Kata Containers provide a secure container runtime with lightweight VMs. These feel and act like containers but come with VM’s stronger workload isolation. It relies on AMD SVM and Intel VT-x CPU-based virtualization technology for this extra level of protection.

Azure’s Implementation

In Azure’s implementation, Azure leverages AMD’s SEV-SNP hardware-backed Trusted Execution Environments (TEEs) to provide confidential Kara Containers. These offer integrity for code and data in use, protect data in memory from Azure operators, and enable remote cryptographic verification through attestation. And with all this, existing unmodified applications can continue to run seamlessly on these containers.

To achieve this level of isolation, similar to application enclaves and enhance protection from VM administrators, these containers run in dedicated “child virtual machines (VMs)” on each pod. Each container possesses its own memory encryption key with AMD SEV-SNP protections, and its lifecycle is associated with the lifecycle of the confidential Kubernetes pod.

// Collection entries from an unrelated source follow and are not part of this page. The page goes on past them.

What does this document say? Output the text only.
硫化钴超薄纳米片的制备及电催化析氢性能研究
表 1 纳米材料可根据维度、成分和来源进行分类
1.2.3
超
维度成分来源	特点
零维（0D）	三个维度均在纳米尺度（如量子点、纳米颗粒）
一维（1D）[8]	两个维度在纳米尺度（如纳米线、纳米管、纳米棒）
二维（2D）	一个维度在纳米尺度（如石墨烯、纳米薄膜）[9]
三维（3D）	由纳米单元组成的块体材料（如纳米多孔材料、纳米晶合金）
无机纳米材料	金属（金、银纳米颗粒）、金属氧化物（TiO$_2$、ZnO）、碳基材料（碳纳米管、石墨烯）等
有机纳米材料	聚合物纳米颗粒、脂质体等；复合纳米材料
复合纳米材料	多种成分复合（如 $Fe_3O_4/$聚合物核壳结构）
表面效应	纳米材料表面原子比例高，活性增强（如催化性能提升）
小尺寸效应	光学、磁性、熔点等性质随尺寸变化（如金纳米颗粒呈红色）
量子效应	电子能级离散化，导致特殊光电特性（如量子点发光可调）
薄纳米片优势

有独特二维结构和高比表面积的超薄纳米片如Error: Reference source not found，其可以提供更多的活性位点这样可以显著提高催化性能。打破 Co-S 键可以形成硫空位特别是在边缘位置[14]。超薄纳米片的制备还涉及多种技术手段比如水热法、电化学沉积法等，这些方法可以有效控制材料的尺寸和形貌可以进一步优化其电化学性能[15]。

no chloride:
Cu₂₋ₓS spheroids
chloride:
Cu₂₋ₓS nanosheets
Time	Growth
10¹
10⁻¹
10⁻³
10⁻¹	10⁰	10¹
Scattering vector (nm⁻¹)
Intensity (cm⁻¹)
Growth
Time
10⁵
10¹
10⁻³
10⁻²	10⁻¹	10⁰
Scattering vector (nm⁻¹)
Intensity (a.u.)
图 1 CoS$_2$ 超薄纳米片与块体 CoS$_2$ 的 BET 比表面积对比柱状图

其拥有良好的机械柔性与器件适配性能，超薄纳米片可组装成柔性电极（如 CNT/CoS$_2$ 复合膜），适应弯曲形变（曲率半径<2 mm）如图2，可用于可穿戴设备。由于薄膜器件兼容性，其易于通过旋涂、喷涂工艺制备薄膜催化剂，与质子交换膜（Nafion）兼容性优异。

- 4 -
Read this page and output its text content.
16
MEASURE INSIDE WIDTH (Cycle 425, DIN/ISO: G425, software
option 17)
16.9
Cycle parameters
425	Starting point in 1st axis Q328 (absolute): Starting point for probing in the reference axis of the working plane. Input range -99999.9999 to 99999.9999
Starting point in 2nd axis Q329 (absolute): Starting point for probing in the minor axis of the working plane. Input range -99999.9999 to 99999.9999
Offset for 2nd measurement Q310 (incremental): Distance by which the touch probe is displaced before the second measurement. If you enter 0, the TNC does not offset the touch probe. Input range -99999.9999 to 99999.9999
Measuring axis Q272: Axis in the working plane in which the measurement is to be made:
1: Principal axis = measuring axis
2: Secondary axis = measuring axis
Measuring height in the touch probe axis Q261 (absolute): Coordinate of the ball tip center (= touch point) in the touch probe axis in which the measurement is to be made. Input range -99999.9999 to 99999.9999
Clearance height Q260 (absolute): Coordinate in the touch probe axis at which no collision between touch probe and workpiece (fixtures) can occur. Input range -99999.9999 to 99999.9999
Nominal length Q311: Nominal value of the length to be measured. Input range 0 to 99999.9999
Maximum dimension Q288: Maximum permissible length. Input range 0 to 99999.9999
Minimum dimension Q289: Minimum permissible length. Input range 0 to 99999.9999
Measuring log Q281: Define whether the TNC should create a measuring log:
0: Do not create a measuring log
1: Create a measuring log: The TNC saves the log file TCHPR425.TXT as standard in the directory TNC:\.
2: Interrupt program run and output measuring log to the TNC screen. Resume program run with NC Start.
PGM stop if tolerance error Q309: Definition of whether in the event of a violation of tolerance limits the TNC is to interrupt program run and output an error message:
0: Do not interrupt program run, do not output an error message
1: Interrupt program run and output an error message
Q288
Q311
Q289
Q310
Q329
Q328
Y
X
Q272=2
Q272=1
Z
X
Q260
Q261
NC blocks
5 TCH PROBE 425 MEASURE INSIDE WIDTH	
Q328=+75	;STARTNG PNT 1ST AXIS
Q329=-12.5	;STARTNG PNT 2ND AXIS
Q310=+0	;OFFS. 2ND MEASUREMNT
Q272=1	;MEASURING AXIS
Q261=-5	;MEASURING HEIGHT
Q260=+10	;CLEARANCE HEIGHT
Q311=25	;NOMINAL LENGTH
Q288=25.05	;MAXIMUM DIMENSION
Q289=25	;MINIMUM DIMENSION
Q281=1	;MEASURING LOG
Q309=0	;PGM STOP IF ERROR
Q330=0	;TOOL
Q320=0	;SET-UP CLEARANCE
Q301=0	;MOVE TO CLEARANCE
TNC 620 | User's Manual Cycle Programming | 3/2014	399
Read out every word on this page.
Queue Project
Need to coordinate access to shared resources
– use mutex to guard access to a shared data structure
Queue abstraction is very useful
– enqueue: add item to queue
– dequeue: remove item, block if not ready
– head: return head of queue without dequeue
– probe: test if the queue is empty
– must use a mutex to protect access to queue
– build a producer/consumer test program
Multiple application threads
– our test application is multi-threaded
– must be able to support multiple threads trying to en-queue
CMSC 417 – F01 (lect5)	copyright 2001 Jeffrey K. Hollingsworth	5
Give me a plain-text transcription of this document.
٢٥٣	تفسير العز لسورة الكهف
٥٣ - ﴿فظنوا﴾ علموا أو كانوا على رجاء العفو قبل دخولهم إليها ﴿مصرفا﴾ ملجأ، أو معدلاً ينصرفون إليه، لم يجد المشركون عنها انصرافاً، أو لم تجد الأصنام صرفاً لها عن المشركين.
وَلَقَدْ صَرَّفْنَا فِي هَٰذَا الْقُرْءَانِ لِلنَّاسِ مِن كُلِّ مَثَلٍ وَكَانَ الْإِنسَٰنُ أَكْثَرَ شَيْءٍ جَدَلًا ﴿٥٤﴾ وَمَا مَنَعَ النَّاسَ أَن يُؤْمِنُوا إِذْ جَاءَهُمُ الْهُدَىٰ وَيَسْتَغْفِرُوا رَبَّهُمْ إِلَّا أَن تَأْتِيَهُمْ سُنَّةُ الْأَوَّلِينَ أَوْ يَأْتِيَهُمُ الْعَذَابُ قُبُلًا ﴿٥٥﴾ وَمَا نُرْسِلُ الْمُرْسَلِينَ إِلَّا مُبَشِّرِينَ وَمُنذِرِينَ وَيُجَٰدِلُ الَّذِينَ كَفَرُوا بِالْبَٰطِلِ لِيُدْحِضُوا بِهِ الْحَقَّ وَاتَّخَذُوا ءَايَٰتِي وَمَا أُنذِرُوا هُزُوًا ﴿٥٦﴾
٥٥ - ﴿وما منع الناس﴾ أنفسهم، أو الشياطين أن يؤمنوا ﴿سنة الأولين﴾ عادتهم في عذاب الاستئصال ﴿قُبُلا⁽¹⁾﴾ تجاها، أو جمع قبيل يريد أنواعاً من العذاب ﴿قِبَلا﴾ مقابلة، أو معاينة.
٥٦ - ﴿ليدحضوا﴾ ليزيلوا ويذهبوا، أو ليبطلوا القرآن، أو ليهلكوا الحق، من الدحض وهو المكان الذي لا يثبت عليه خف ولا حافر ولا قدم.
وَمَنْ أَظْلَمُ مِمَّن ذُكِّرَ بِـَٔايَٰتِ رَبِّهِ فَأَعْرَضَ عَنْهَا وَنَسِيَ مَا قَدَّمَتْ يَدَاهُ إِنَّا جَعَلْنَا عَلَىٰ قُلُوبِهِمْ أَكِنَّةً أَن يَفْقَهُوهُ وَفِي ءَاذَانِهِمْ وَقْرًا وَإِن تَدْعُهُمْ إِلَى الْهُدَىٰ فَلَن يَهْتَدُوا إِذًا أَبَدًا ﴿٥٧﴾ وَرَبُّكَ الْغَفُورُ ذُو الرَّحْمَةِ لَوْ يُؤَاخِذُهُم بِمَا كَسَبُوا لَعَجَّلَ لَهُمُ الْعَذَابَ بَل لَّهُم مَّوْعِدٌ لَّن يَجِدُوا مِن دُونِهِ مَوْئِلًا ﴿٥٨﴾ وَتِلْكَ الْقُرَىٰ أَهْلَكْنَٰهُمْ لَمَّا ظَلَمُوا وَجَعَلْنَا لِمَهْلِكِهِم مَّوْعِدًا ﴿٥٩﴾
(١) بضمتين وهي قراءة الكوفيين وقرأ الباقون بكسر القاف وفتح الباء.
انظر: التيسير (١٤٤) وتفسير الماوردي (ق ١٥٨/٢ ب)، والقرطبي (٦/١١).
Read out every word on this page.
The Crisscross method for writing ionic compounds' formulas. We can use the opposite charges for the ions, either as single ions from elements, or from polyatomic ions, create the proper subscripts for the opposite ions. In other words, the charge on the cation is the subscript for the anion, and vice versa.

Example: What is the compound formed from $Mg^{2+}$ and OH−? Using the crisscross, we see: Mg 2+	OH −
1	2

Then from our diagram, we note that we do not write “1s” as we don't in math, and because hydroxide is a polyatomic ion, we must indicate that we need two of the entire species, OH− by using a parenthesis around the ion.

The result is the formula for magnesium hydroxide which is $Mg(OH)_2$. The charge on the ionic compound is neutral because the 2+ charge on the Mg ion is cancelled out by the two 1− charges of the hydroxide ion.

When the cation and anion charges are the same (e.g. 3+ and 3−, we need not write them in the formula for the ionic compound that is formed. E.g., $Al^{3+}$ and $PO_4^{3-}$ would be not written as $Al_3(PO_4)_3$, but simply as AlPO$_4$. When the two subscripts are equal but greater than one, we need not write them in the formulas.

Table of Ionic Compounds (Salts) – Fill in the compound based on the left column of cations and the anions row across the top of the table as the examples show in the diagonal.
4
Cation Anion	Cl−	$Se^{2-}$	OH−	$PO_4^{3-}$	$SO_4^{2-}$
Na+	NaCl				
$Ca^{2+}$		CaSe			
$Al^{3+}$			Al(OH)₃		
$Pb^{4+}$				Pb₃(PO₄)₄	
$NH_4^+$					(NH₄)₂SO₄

By running Kubernetes pods with this level of isolation, using nested virtualization, customers benefit from application isolation from the parent VM and the tenant OS admin, while still enjoying the ability to run any Linux Open Container Initiative (OCI)-compliant container natively.

Kata and AKS

Michael Withrow, Microsoft’s AKS Product Manager, explained that not only had customers been demanding more security — that goes without saying these days — they’d specifically been asking for Kata. This OpenInfra Foundation technology has been getting a reputation for being easy to work with, easy to implement, and extremely secure.

In the field, this marriage of Kata and AKS can be used for workload isolation from a shared host, untrusted container isolation, aka sandboxing, and multi-tenancy with shared clusters. Practically speaking, Microsoft sees large markets for this in consumer: banking, healthcare, the public sector, and the defense markets.

While this isn’t quite ready for production yet, it’s now in public preview. Microsoft hopes to have it available for customers’ commercial use within the next few months. I expect many users to flock to it once it opens up for business.